Philipp Wolf, of AMTSO member Avira
This new subscription currently stands at €25 per annum. I don’t know how many subscribers it has attracted – but I doubt that it is many. “They will also have the right to attend meetings, though not as voting members.” Why should I pay money to have no ultimate say in things?
Today, however, AMTSO has launched an open (and free!) “forum where anyone may post and join in testing-related discussions.” Users are still unable to vote on AMTSO issues, but that’s fair enough. Discussions, like justice, should be seen to be done.
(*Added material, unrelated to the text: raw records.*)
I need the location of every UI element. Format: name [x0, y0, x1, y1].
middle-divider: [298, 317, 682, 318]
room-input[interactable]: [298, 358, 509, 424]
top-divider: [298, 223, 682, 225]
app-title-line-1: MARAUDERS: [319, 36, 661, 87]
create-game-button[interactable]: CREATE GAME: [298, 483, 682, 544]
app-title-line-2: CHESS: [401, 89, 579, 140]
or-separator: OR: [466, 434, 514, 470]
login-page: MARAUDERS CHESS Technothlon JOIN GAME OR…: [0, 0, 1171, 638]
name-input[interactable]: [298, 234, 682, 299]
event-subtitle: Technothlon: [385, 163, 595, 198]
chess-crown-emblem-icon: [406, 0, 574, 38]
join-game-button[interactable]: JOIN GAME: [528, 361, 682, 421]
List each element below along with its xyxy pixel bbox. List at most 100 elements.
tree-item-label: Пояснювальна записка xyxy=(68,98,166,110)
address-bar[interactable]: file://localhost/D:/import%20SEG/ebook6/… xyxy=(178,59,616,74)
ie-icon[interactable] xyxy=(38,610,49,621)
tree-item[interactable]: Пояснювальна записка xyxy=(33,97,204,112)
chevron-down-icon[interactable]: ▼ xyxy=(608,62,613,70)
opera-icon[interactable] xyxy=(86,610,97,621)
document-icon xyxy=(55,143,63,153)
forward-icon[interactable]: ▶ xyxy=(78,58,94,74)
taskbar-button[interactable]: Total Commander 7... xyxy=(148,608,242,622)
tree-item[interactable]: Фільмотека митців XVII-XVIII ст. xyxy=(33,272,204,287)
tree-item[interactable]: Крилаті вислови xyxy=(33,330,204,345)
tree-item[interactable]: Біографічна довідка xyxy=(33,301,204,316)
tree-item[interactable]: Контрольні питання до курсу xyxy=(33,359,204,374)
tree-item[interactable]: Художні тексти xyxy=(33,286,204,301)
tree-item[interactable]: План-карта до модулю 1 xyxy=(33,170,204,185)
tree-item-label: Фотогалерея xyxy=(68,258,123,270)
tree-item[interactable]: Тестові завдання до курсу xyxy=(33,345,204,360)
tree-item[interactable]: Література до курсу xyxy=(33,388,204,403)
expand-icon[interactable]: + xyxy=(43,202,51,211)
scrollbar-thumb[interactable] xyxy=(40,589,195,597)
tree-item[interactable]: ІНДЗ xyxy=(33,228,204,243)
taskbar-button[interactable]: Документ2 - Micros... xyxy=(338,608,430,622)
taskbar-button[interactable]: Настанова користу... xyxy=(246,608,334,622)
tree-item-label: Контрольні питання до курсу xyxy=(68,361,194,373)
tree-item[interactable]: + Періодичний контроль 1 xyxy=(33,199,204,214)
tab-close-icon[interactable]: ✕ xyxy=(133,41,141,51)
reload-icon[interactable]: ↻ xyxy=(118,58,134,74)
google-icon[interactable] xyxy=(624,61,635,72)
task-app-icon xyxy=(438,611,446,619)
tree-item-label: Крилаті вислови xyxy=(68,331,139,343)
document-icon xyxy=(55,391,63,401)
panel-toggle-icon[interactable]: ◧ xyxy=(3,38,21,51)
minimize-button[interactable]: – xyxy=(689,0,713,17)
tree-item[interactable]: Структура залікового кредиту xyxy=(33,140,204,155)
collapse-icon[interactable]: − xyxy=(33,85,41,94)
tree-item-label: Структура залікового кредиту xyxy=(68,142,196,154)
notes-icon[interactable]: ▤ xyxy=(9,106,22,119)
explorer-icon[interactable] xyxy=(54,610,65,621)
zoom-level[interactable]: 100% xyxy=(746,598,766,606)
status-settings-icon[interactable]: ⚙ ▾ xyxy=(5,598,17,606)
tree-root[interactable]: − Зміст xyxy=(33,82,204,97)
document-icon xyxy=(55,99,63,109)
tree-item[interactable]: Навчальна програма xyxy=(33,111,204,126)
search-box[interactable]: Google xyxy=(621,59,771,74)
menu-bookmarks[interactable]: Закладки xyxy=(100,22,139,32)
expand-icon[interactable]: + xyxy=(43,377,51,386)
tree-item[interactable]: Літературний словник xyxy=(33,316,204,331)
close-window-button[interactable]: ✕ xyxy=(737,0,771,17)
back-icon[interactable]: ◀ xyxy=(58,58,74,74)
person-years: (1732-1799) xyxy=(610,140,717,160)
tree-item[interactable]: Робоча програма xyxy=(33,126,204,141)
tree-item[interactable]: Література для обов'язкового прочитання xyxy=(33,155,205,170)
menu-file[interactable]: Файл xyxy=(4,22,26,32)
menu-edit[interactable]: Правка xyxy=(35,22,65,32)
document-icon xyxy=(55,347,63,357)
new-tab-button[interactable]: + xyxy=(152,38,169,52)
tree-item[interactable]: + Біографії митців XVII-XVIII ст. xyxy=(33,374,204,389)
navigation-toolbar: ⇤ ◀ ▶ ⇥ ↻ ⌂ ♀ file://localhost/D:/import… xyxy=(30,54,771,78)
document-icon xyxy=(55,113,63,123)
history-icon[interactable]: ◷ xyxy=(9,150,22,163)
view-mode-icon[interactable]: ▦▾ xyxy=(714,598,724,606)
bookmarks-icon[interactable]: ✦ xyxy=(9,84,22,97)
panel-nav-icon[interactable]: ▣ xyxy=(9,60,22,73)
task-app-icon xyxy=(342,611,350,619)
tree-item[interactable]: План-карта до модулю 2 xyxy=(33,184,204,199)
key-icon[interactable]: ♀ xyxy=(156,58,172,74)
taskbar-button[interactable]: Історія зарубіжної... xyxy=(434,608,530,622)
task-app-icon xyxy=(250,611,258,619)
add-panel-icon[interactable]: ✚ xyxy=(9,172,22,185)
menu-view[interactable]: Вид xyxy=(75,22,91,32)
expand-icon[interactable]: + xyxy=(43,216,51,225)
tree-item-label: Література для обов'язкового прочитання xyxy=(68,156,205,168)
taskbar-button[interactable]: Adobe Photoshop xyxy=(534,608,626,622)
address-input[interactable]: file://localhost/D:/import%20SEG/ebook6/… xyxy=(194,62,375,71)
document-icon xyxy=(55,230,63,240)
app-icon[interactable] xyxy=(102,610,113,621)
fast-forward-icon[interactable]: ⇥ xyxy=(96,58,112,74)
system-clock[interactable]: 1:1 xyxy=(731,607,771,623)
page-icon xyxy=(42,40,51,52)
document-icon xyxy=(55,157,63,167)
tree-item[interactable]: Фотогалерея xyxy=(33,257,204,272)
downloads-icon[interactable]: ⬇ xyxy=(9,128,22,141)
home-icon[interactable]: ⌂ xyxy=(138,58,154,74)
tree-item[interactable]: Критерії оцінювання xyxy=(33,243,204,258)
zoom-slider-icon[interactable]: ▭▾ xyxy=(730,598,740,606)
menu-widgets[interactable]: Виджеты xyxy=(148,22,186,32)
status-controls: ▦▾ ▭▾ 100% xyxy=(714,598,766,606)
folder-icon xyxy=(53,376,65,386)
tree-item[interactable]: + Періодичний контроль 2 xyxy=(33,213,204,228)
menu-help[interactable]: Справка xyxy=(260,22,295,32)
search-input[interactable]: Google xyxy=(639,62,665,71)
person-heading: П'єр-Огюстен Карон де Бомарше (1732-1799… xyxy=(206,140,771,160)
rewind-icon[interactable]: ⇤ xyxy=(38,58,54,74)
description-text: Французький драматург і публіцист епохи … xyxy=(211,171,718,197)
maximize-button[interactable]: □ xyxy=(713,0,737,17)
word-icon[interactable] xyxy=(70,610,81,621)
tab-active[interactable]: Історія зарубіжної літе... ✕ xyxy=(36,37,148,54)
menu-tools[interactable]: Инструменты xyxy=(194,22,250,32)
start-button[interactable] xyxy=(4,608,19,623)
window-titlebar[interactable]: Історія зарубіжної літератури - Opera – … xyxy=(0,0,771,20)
Provided that AMTSO moderators do not censor this discussion forum (other than the usual legal requirements), it will “provide a discussion point where anyone with a question or an opinion on the testing of anti-malware software can make their voice heard.”
For that, AMTSO deserves to be commended.
I must say that I have known and respected David Harley for many years. I still respect him enormously. Indeed, I respect the anti-virus industry in general. So, having said that, a quick response to David’s article. In it, he says:
That brings us to Kevin Townsend, who could never be described as AMTSO’s best friend…
…But then I realized that he might have been misled by this statement on the AMTSO home page…
I would just like to say that I don’t believe that I have been misled. I know that AMTSO is open to the people I would like to see within it. But the fact is they are not in it. So my point is simply that AMTSO needs to go and get them. Just saying that “AMTSO membership is open to any corporation, institution or unaffiliated individual interested in participating in this organization” is not in itself sufficient if they don’t join. However, as soon as AMTSO has sufficient representation from within the AV user community, it will gain the credibility it deserves.